2. Во-вторых, человек, обучающийся в университете, очевидным образом для всех остальных что-то делает. Он получает социальную легитимацию своего времяпрепровождения. Он - студент. Гуманитарное “знание” позволяет наделить социальной ролью тех, кто в других условиях эту социальную роль мог бы никогда не получить (ситуации получения диплома физика, не имеющего способностей к физике и не являющегося учёным могут быть поэтому названы “гуманитаризацией” образования в этом смысле; наука не поворачивается к людям, она им подставляется). Другое дело, что никаких знаний, которые позволили бы людям ориентироваться в мире, помимо отмеченных в пункте 1, студент не получит (и мы помним - не только потому, что ему их не дадут, а ещё и потому, что у него нечем их взять). Но разве кого удивляет ситуация, когда люди не могут работать по специальности и вынуждены приспосабливаться к жизненным условиям вопреки образованию? Само это приспособление - особая наука, которая в университетах не преподается. Поэтому, до сих пор, в общественном сознании обучение хотя и даёт возможность получить статус студента, но это скорее прикрытие глаз на ничегонеделание, нежели подлинное уважение к выбору достойного жизненного пути.
3. И, в-третьих, какое-то количество уже других людей (бывших студентов) остаётся работать, измышляя и расширяя масштабы потёмкинских мегаполисов, втискивая в “гуманитарные науки” всё большее количество обязательств - чтобы даже самые бесталанные абитуриенты вдруг не разочаровались, не узнали о себе самого главного.
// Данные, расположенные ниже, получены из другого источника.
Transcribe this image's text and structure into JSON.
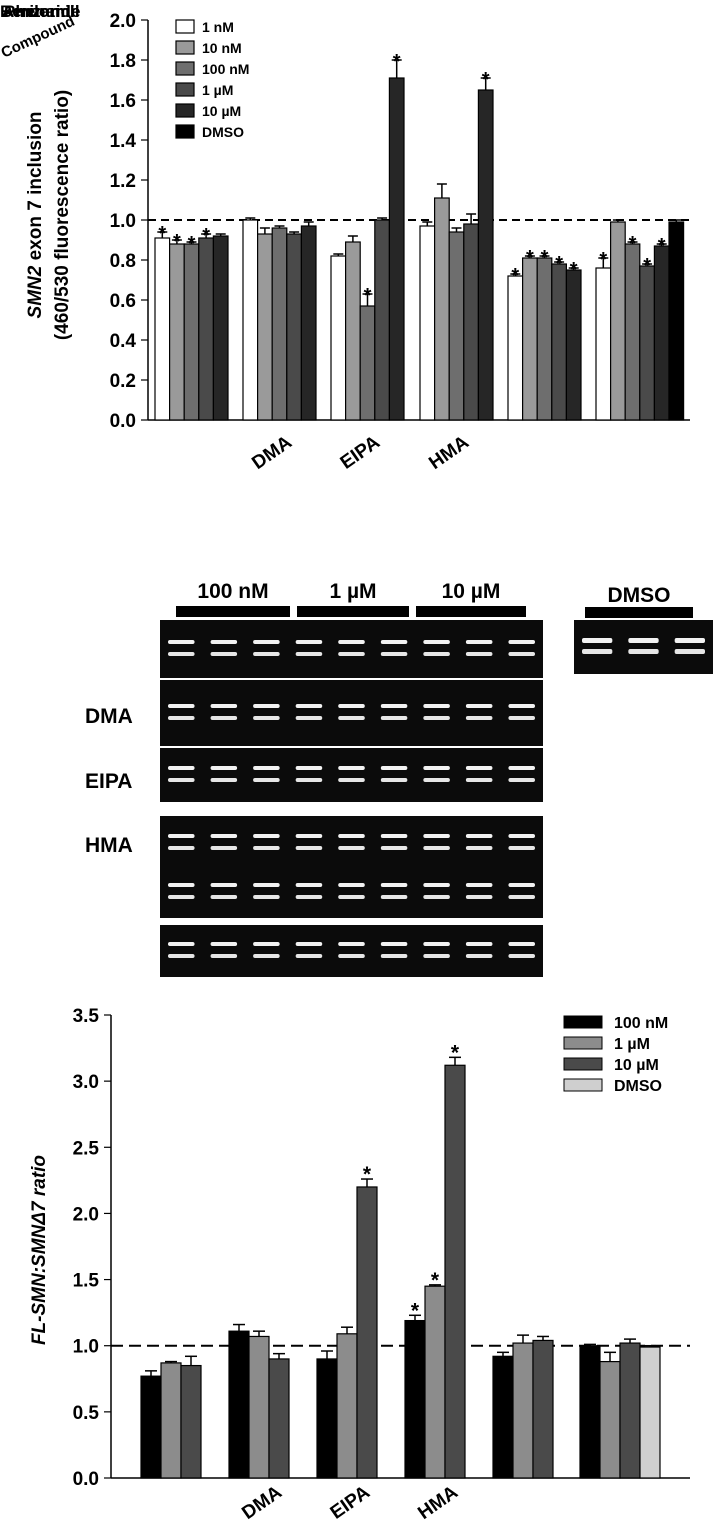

Помнится, царю Эдипу пришлось для этого убить отца, победить сфинкса и пожить с матерью - прежде чем он узнал, кто он. Сегодняшние гуманитарные исследования по большей части удлиняют путь современных Эдипов, чтобы момент узнавания не произошёл как можно дольше, либо - чтобы на фоне всеобщей неопределённости он потерял всякое значение в принципе. В общем, возвращаясь к эпиграфу Платона, момент столкновения с действительностью и опровержения делами должен быть размыт - такова задача гуманитарного “знания” в ситуации преобладания педагогики над наукой.
На этом пока можно остановиться, хотя и возникло два вопроса, в равной мере взывающих к ответу. Чем же является гуманитарная наука, если мы поняли условность омонимичного “знания”? И, второе, какой могла бы быть наука приспособления к жизни, которая так востребована политиками и за которой, питающие надежды юноши и девушки (если таковые остаются), пока ещё идут не по назначению? Об этом следует думать особо.